Last Saturday, an oil pipeline carrying tar sands oil from Canada ruptured in Mayflower, Arkansas spilling between 3,500-5,000 barrels of crude (at most 210,000 gallons) into neighborhood streets and lawns. Families from 22 homes have been evacuated while clean-up crews have scrambled to contain the spill. ExxonMobil, which runs the 65-year-old Pegasus pipeline, has stated it will pay for any damage, however critics say the oil spill is more evidence that the Obama Administration should turn down the Keystone XL tar sands pipeline.
The spill—although small compared to the Enbridge tar sands oil spill in Kalamazoo, Michigan in 2010 (which spilled over a million gallons)—has already taken a toll on local wildlife. The Associated Press reports that officials have collected a number of oiled animals from a nearby marsh that was befouled, including 16 birds, nine reptiles, a beaver, and a muskrat. Seven ducks have been found dead.
Unlike regular oil, tar sands oil (made up of bitumen and natural gas liquids) does not float on water but sinks, making clean-up efforts more difficult and costly.

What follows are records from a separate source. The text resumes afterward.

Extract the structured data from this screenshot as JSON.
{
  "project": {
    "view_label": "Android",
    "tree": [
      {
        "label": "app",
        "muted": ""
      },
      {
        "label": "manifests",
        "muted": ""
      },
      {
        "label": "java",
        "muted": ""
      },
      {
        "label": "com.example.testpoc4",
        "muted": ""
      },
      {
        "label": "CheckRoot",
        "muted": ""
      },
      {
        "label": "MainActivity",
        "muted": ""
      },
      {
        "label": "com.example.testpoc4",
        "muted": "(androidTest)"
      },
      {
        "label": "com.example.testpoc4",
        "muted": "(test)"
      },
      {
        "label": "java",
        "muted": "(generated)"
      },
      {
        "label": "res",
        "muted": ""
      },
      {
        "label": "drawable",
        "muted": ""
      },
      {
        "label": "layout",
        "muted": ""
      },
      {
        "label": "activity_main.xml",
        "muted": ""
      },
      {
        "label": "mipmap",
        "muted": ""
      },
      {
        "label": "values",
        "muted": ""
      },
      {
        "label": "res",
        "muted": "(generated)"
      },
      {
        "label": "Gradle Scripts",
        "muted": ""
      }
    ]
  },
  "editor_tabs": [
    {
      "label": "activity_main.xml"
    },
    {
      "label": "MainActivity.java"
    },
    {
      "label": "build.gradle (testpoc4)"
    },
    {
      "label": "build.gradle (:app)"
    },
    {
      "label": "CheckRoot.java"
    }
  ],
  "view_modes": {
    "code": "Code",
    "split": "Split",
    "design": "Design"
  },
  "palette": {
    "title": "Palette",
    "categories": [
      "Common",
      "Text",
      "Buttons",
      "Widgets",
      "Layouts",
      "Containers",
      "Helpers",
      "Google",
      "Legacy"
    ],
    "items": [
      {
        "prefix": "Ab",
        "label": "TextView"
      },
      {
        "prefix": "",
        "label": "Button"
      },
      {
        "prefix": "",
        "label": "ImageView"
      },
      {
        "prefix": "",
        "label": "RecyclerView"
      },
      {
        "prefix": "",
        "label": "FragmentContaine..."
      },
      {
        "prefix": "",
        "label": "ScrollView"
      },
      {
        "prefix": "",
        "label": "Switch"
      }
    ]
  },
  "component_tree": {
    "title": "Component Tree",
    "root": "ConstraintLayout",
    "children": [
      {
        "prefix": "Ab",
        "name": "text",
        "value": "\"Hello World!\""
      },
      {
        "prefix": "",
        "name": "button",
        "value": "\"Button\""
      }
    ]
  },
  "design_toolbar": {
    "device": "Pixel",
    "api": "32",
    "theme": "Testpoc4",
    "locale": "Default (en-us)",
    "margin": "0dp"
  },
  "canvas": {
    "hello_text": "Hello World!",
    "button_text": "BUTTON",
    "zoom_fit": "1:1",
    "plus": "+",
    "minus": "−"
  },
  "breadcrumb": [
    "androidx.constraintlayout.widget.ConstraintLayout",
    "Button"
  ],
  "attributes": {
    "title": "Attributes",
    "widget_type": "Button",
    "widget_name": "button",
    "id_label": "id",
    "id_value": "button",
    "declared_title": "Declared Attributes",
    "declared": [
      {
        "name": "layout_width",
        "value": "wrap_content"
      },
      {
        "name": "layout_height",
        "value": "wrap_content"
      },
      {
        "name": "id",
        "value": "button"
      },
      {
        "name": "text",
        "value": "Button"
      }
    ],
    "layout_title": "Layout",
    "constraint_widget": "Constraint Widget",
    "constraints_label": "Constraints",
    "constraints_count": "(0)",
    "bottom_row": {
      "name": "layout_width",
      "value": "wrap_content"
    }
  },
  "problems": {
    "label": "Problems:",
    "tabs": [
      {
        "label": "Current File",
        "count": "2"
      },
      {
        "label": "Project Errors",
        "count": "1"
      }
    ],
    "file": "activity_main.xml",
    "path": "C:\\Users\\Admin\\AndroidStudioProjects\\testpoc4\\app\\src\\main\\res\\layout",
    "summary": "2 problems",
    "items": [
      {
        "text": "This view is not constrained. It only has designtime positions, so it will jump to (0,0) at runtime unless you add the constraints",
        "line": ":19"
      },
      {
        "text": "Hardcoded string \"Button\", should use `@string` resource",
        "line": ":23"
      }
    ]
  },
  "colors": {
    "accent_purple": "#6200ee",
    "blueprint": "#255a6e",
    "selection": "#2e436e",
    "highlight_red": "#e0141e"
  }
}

To date, the oil spill in Kalamazoo has cost over $700 million and cleaning is still going on.
Environmental groups say that the spill in Mayflower raises more red flags about the proposed Keystone XL pipeline, which would bring 800,000 barrels a day of tar sands oil 1,700 miles from Canada to the Gulf of Mexico for international trade.
“These oil pipelines inevitably spill again and again, fouling our rivers, neighborhoods and wildlife habitat,” Jerry Karnas, field director at the Center for Biological Diversity, said in a statement. “Building even more pipelines like Keystone XL across the heart of the American Midwest is only courting more trouble and more terrible spills.”
The state of Arkansas has said it will investigate the spill and Attorney General Dustin McDaniel has ordered that ExxonMobil hand over all documents related to the spill by April 10th.
In March, ExxonMobil was fined $1.7 million for an oil spill on the Yellowstone River in 2011.